Writing in Slate, Bruce Fein takes issue with the major premise underlying executive privilege:
"The president's claim of privilege pivots on a false assumption wrongly endorsed by the Supreme Court in Nixon v. United States: namely, that the president will not receive candid and unfettered advice from subordinates absent a guarantee that their communications will remain confidential. What nonsense. I have worked in and out of government for 38 years. I have never heard any high or low executive-branch official so much as insinuate that presidential advice had been or might be skewed or withheld if confidentiality were not guaranteed.

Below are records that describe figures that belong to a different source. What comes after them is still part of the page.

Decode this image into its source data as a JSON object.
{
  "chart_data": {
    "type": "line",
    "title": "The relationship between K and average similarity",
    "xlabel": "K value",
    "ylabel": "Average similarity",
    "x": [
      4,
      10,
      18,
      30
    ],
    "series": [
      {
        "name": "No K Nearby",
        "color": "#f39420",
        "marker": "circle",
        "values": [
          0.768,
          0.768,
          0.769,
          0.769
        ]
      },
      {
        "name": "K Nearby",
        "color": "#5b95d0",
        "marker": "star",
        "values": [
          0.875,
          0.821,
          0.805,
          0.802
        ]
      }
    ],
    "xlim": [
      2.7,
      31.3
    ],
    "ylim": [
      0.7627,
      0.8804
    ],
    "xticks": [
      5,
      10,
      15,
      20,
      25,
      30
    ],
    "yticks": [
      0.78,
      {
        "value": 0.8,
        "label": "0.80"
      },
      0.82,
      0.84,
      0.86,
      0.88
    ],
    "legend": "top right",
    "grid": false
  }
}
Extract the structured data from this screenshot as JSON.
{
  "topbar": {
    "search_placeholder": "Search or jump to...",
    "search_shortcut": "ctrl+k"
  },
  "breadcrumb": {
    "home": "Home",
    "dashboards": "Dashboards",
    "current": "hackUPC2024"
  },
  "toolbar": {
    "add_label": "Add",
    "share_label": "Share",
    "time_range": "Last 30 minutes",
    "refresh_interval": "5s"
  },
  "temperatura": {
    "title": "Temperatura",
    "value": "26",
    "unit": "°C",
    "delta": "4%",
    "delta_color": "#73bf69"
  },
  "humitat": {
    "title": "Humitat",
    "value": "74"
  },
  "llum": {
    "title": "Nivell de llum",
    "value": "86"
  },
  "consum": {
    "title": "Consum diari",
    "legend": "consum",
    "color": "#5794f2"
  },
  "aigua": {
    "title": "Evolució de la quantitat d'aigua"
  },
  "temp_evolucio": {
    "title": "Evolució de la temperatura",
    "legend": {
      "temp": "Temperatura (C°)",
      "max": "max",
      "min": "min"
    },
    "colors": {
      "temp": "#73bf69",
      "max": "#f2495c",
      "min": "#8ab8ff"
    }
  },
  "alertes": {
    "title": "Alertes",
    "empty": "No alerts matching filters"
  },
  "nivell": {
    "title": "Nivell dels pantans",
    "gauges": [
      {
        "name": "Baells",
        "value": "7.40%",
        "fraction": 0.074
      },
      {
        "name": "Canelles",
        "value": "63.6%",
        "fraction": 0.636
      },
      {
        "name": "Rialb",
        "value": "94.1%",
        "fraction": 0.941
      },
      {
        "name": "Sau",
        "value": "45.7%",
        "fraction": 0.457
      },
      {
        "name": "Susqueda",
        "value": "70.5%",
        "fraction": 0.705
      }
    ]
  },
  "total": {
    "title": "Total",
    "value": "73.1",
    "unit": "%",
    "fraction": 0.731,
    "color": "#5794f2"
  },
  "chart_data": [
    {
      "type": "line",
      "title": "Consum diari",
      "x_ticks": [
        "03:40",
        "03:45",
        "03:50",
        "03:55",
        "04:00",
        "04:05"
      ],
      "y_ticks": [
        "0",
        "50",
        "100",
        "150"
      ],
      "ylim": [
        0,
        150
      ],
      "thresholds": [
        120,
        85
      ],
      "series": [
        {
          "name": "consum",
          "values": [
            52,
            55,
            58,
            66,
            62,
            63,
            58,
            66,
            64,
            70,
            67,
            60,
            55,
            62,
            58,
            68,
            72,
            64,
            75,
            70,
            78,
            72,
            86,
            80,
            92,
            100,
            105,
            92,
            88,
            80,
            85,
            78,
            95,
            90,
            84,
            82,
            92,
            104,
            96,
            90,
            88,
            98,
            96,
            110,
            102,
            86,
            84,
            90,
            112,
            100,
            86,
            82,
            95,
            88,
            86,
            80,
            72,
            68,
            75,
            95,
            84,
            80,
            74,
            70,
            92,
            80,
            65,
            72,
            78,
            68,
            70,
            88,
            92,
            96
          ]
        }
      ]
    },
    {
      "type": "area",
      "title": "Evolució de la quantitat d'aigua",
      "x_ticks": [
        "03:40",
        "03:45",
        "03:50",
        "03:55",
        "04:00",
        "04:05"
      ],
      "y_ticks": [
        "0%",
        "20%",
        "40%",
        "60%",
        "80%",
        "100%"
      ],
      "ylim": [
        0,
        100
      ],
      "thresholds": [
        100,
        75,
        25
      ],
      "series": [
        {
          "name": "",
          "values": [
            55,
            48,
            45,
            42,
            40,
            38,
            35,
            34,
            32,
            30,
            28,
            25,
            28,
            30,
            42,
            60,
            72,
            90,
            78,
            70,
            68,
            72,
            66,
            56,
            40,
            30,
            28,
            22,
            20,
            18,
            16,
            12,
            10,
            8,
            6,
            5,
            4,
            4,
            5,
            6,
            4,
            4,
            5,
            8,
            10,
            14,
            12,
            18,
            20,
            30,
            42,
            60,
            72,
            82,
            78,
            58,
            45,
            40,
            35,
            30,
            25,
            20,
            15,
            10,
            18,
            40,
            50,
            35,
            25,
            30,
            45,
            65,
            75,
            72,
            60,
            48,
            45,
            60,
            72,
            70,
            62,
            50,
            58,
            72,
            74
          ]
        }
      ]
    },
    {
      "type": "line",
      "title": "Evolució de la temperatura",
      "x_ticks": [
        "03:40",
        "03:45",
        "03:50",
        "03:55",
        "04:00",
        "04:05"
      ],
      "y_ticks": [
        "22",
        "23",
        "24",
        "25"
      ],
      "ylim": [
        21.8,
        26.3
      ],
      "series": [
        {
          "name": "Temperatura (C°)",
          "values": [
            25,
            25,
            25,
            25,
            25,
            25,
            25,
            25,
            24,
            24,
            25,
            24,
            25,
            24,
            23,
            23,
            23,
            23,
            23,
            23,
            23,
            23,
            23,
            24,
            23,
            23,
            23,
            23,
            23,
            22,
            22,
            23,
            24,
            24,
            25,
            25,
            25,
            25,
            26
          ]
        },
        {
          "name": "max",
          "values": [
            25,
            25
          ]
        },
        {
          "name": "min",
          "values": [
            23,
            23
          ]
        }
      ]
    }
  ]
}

The gravity of advising the president universally overcomes anxieties over possible embarrassment through subsequent publicity. Moreover, every presidential adviser knows that confidentiality is never ironclad. Presidents routinely waive executive privilege in jockeying with Congress; confidentiality is always subservient to a criminal investigation or prosecution under the Nixon precedent; and leaks to the media of confidential presidential memos or conversations overflow like the Nile. Indeed, President Bush has himself waived the privilege repeatedly in the ongoing U.S. attorneys investigations by the two committees.
Executive privilege is a concoction, then, to protect secrecy for the sake of secret government, while transparency is the rule of enlightened democracies to insure political accountability and to deter folly or wrongdoing."